Pull into any truck stop and you'll notice it immediately: diesel is almost always more expensive than regular unleaded. Sometimes by a little. Sometimes by a dollar or more per gallon. For most of American history, it was the other way around, diesel was the cheap fuel. So what changed, and why?
The short answer involves taxes, global demand, and an energy market that quietly transformed over the past two decades. The longer answer is more interesting.
Diesel Is Actually Cheaper to Make
Here's the counterintuitive starting point: diesel requires less refinery processing than gasoline.
When crude oil is distilled, it separates into fractions by boiling point. Diesel, a "middle distillate", comes out in the 400–700°F range with relatively little additional processing needed. Gasoline sits at a lower boiling point and needs significantly more chemical work: catalytic cracking, reforming, and blending to hit the right octane rating.
So on pure refining economics, diesel should be the cheaper product. And for most of the 20th century, it was. If you drove a diesel car or truck before 2004, you were probably paying less per gallon than gasoline drivers.
That era ended quietly and hasn't come back.
What Changed: Three Converging Forces
1. Ultra-Low Sulfur Diesel Regulations
Starting in 2006, the EPA required all highway diesel in the US to be ultra-low sulfur diesel (ULSD), capped at 15 parts per million of sulfur, down from 500 ppm previously. Removing sulfur requires additional refinery processing, which costs money and partially closed the gap with gasoline refining.
This was a good environmental trade-off, diesel engines today produce far less particulate pollution than they did in 2000, but it added a permanent cost floor that didn't exist before.
2. The Global Economy Runs on Diesel
Gasoline is largely an American obsession. The US has more passenger cars per capita than almost anywhere else, and those cars mostly run on gasoline.

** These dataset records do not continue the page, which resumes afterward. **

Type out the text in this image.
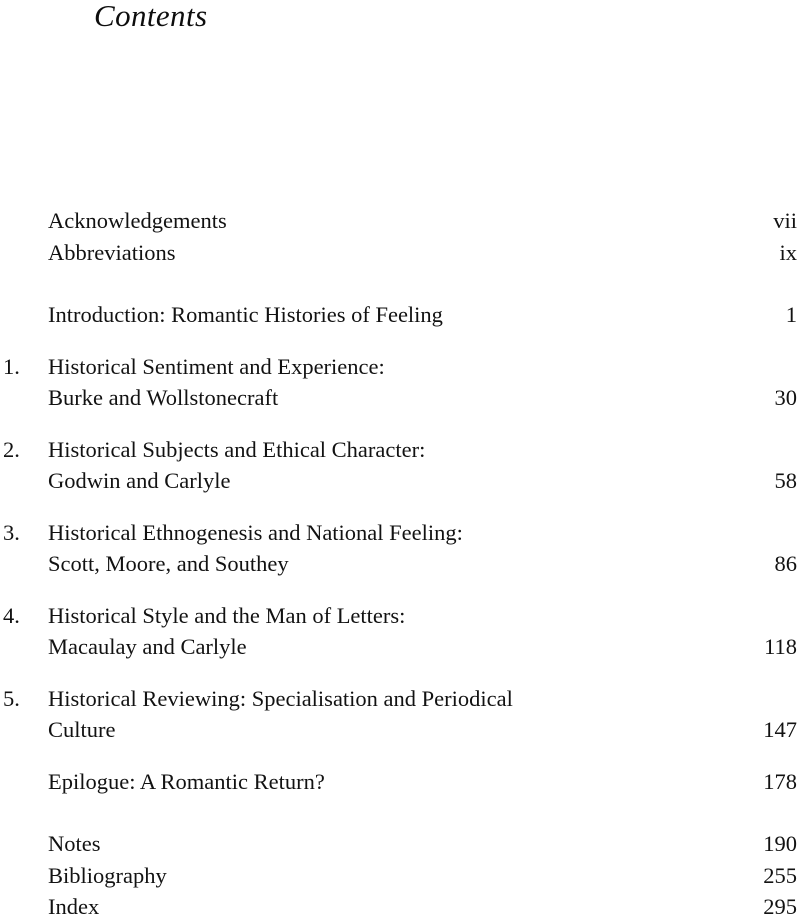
Contents
Acknowledgements	vii
Abbreviations	ix
Introduction: Romantic Histories of Feeling	1
1.	Historical Sentiment and Experience:
Burke and Wollstonecraft	30
2.	Historical Subjects and Ethical Character:
Godwin and Carlyle	58
3.	Historical Ethnogenesis and National Feeling:
Scott, Moore, and Southey	86
4.	Historical Style and the Man of Letters:
Macaulay and Carlyle	118
5.	Historical Reviewing: Specialisation and Periodical
Culture	147
Epilogue: A Romantic Return?	178
Notes	190
Bibliography	255
Index	295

Diesel, however, powers the global economy. Every semi-truck moving goods across interstate highways. Every cargo ship crossing the Pacific. Every tractor harvesting crops. Every generator running a hospital or data center. Construction equipment, mining equipment, locomotives, almost all of it runs on diesel.
As Asia industrialized through the 2000s and 2010s, global diesel demand exploded. China and India added hundreds of millions of diesel-burning vehicles, industrial machines, and power generators. That demand competes directly with American diesel supply in a global market where distillate prices are set internationally.
Gasoline demand, by contrast, has been flat or declining in the US for years, more fuel-efficient cars, more electric vehicles, remote work reducing commutes. Diesel demand has proven more durable.
3. Heating Oil Is the Same Thing
Here's something most drivers don't know: heating oil and diesel fuel are essentially the same product. Same refinery output, just branded differently and sometimes with slightly different additives.
This matters because the US Northeast heats roughly 4 million homes with fuel oil. Every winter, those homes compete with truckers and farmers for the same barrel of middle distillate. When winter hits hard, especially a cold snap in New England, it pulls diesel stocks down and prices up, even for drivers in Texas who've never seen a fuel oil furnace.
The jet fuel market adds another layer. Jet-A fuel is also a middle distillate, sitting close to diesel on the refinery fractionation tower. When air travel surges and refinery capacity is tight, diesel, jet fuel, and heating oil all compete for the same output.
The Tax Gap Is Real, But Smaller Than You Think
Federal excise tax on diesel is 24.4 cents per gallon. For gasoline, it's 18.4 cents per gallon, a 6-cent difference. State diesel taxes are also typically higher than state gasoline taxes.
That tax gap explains some of the price difference, but rarely all of it. When diesel is trading $1.00 more than gasoline, taxes account for maybe 10 cents of that spread. The rest is market dynamics.
The tax structure exists because diesel-powered trucks cause significantly more road wear than passenger vehicles. The Federal Highway Trust Fund is funded largely by these fuel taxes, so diesel carries a higher burden by design.
When Did the Flip Happen?
The crossover point came around 2004–2005, when global diesel demand started outpacing refinery capacity for middle distillates. The ULSD regulations in 2006 added incremental cost. Then in 2022, Russia's invasion of Ukraine removed a significant source of European diesel supply from world markets. Europe imported heavily from Russian refineries, forcing European buyers to compete with everyone else for Atlantic Basin diesel. US prices hit historic spreads.
Will Diesel Ever Be Cheap Again?
Possibly, but the structural factors don't point that way. As long as global trade runs on diesel engines, demand will stay elevated. Electric semi-trucks exist but remain expensive and limited in range. The transition away from diesel in heavy transport will take decades, not years.
Short-term relief can come from weak economic conditions, recessions crush freight demand faster than consumer driving, or mild winters that reduce heating oil competition. But the era of diesel reliably undercutting gasoline appears to be over.
Next time you're at a truck stop watching a driver fill a 150-gallon tank at $4.50 a gallon, the $675 fill-up makes a lot more sense with that context. The global economy is paying its freight bill, and diesel is the currency.